The cougar, also known as mountain lion or puma, is a powerful predator that is found in a variety of habitat types from Canada into South America. Cougars are stealthy ambush hunters that can exploit many prey types, although their primary food source is deer. Cougars active patrol large home territories and survive in low densities.
Least terns are a small migratory North American tern with three distinct populations - Atlantic coastal, interior and southern California. They are a vocal, colonial seabird vulnerable to development, human disturbance and predation on coastal nesting beaches. In some locations, least terns have begun successfully nesting on flat gravel roofs and are in general responsive to management actions.
Northern bobwhite quail
One of the most economically important game birds, the northern bobwhite quail is named for the distinctive 'bob-white' mating call of males throughout the breeding season. Bobwhite quail prefer shrubby areas surrounding grasslands or agricultural fields and live in groups called "coveys" during the fall and winter.
Alewife and blueback herring—collectively known as river herring—are diadromous fishes that spend most of their lives at sea but return to river and streams to spawn. Once abundant throughout the Atlantic seaboard, river herring populations have declined due to overfishing and habitat loss associated with the construction of dams.
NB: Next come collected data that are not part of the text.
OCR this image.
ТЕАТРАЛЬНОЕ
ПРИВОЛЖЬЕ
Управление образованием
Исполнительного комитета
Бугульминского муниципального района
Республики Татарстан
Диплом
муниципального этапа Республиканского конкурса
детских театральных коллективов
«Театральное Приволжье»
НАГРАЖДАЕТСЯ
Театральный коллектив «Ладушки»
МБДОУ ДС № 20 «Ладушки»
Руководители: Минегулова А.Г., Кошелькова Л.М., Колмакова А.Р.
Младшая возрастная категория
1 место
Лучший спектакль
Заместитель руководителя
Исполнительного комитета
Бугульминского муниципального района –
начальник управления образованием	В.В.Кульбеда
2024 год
Recent conservation efforts have seen millions of river herring return to streams throughout New England, a promising sign not just for river herring, but also myriad other species that rely on them as an important food source.
Green sea turtle
Green sea turtles are found around the world, nesting in more than 80 counties including on U.S. beaches, where sustained conservation efforts have contributed to increasing populations in Florida, Hawaii and across all five U.S. territories. Reaching more than 300 pounds, these gentle giants feed almost exclusively on seagrasses and algae.
Polar bears are found throughout the Arctic, with 19 populations spread across Alaska, Canada, Greenland, Norway and Russia. Due to their reliance on sea ice, and thus vulnerability to the effects of climate change, these large marine mammals are listed as threatened under the Endangered Species Act. Today, there are fewer than 4,000 bears within the U.S. populations.
Seabirds are a diverse group of species that disperse over vast ocean distances to seek food, often travelling far from breeding colonies on oceanic islands. They are able to live for decades and take three to eight years before starting to breed, after which they produce only 1 to 2 eggs every other year or so. Seabirds are impacted by their interaction with humans both on islands and in the ocean, which has driven many species to the brink of extinction.
The red knot is a shorebird known for long-distance migrations, with some populations traveling from Argentina to the Arctic every year. Stopover areas providing high-quality foraging habitat are critically important for the red knot. For example, large numbers of red knots arrive in Delaware Bay during their spring migration to feed upon horseshoe crab eggs, which provide an excellent source of energy that fuels completion of the northward migration and contributes to successful reproduction.
The lake sturgeon is native to rivers and lakes from Hudson Bay to the Mississippi River. It is among the longest-living fish, with some individuals living more than 100 years. A species that evolved more than 150 million years ago, overfishing, particularly in the Great Lakes system, has decimated populations and recovery has been slow due to low reproductive rates and other sustained antropogenic threats such as pollution and introduced aquatic species.